Windsor Star

Ontario fires growers from marketing board

- DAN BROWN

The Ontario government has sacked the farmers on a board that negotiates vegetable prices with food processors, replacing them with a former politician, amid talks on the price of this year’s tomato crop.

“I’m still reeling from the shock of this,” Tom Keller, former vicechair of the Ontario Processing Vegetable Growers Board, said Friday.

“It’s made it a very unstable situation for growers,” the Leamington farmer said.

Based largely in Southweste­rn Ontario, the tomato processing industry relies on growers in Essex County and Chatham-Kent. The members of the growers’ board are elected.

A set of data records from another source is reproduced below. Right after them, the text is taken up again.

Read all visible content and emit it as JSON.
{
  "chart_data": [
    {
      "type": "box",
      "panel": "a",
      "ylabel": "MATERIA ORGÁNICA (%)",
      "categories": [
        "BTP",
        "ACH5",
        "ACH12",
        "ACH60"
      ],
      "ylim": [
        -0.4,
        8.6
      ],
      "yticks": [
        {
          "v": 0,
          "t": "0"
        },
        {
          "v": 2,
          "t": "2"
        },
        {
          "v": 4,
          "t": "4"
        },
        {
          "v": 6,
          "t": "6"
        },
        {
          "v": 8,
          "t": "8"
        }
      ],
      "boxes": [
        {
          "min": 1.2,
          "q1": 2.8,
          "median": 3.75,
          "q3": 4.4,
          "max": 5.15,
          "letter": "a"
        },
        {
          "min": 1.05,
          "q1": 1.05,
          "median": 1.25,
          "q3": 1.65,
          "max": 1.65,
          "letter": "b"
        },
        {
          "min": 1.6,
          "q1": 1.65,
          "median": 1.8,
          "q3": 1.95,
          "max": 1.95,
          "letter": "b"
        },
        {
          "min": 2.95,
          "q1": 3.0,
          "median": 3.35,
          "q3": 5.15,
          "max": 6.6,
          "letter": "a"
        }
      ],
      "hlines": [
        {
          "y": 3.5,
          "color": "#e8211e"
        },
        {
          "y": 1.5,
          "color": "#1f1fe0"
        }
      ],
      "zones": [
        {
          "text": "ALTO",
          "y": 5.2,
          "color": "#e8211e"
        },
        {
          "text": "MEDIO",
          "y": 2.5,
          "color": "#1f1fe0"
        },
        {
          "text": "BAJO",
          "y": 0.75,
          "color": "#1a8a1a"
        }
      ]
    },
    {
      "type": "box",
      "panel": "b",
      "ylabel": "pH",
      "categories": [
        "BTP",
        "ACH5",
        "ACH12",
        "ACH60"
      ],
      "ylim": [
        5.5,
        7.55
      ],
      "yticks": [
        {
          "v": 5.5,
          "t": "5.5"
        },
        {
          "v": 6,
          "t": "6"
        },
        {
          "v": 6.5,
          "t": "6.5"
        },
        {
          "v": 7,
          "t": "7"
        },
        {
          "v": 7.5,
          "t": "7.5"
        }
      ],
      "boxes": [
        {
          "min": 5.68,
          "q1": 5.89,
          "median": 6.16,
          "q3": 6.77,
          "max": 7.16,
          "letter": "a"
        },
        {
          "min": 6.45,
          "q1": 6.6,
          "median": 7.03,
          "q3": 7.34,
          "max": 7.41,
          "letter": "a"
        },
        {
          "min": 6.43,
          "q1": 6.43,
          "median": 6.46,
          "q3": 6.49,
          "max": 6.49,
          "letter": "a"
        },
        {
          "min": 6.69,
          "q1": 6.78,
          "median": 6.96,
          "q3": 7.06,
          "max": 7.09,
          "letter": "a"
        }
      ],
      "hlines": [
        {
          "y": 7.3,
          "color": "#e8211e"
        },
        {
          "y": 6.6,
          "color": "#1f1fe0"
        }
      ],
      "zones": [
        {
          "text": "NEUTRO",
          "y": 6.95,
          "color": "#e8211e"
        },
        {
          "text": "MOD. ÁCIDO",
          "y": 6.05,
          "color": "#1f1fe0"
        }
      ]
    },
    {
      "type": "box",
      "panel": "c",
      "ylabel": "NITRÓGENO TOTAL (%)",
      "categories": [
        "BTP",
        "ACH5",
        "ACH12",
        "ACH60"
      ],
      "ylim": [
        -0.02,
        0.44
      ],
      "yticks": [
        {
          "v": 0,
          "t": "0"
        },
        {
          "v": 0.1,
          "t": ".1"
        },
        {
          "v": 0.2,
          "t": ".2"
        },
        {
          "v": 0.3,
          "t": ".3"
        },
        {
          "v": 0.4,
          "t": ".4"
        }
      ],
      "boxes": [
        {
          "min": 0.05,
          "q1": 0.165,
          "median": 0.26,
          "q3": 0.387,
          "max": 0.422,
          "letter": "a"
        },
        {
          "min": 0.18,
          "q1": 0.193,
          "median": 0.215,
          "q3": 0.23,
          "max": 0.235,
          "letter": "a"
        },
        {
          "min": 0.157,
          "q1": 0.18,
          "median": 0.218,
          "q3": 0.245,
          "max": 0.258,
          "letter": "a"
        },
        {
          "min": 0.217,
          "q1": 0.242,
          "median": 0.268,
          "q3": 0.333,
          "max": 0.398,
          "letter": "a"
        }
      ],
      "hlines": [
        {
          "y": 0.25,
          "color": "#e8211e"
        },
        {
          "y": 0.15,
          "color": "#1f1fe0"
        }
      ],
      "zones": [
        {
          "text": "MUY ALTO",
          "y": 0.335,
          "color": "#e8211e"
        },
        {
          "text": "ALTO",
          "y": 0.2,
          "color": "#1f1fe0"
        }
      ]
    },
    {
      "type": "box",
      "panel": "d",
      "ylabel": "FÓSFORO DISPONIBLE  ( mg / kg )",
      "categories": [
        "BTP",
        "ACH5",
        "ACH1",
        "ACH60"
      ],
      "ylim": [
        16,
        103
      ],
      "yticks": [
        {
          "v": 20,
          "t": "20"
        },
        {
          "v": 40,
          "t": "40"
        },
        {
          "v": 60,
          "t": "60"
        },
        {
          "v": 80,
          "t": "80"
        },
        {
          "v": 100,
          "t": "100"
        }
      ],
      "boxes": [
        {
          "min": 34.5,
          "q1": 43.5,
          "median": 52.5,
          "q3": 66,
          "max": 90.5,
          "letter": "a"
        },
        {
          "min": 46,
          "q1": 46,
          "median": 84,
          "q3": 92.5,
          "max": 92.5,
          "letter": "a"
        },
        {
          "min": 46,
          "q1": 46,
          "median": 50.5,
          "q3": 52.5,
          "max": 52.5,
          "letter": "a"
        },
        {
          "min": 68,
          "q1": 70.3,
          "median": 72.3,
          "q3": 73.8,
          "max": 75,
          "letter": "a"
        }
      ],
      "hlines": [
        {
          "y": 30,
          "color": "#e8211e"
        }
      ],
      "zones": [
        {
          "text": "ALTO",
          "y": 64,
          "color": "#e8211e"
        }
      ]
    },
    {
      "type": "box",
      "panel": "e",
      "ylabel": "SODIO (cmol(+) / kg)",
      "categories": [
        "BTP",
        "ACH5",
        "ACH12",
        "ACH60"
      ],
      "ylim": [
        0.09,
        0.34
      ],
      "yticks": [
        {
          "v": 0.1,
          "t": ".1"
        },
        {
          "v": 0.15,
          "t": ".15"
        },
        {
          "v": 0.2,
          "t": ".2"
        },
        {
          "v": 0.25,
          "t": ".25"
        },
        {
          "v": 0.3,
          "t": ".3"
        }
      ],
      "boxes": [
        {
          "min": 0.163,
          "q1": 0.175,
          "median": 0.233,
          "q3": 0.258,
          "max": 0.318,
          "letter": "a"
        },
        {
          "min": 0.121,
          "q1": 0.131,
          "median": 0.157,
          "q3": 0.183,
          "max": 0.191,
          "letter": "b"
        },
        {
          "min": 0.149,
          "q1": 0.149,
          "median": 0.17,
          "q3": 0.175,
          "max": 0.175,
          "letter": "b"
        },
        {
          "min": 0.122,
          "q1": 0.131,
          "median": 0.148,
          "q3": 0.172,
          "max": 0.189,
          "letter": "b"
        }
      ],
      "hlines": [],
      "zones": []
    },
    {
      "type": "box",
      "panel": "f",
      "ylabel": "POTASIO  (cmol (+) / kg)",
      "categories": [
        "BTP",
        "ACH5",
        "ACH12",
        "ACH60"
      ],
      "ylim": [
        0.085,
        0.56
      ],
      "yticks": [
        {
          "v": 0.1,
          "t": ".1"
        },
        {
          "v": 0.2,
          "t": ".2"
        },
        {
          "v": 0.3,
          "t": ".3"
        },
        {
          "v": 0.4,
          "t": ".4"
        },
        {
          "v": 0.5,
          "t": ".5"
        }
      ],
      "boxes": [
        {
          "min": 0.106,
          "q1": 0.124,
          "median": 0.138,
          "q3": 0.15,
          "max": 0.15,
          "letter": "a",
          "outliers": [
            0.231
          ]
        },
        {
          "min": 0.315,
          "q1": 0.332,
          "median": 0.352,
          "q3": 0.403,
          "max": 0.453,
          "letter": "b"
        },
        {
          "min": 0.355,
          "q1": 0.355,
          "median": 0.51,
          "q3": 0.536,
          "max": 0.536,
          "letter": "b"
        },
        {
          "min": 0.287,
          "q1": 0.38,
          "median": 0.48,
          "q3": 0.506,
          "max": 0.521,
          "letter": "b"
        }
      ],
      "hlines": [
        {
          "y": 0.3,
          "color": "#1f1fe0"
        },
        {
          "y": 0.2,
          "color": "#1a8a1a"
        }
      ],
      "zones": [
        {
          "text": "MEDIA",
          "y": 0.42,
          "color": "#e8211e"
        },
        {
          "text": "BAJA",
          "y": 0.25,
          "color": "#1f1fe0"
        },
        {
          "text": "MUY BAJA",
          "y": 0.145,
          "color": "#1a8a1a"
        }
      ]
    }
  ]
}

Elmer Buchanan, a former NDP agricultur­e minister, is now in charge of negotiatin­g 2017 contracts with processors. He was appointed by the Agricultur­e Minister Jeff Leal.

The move comes after the province’s vegetable-processing companies hit farmers in December with a wave of unpreceden­ted attacks, accusing them of everything from bargaining in bad faith to lying.

Processors have also demanded an end to the negotiatin­g powers of the growers’ board. Under the umbrella of the Ontario Fruit and Vegetable Processors Associatio­n, processors announced they would be cutting contracts to buy Ontario produce, resulting in millions of dollars in lost production.

Processors called the Londonbase­d growers group, a marketing board elected by farmers, a “cartel.”

“Obviously, there’s been stuff going on behind the scenes,” said Keller. “They couldn’t negotiate with us.”

Leal could not be reached for comment Friday.

A meeting of tomato growers has been set for Monday in Chatham, Keller said. “The growers have to figure out what they want to do from here,” he said.

The growers still have a five-year memorandum of understand­ing with processors, Keller added.

“It comes down to price. They don’t want to say that,” Keller said. “The farmers are pretty upset.

“It’s a political appointmen­t,” he said of Leal tasking Buchanan to take over the negotiatio­ns.

Keller and his colleagues were informed by the deputy minister they were fired. Talks were at an impasse, Leal said, and this year’s tomato crop was at risk, which is why he stepped in.

A new board is set to be elected in the fall.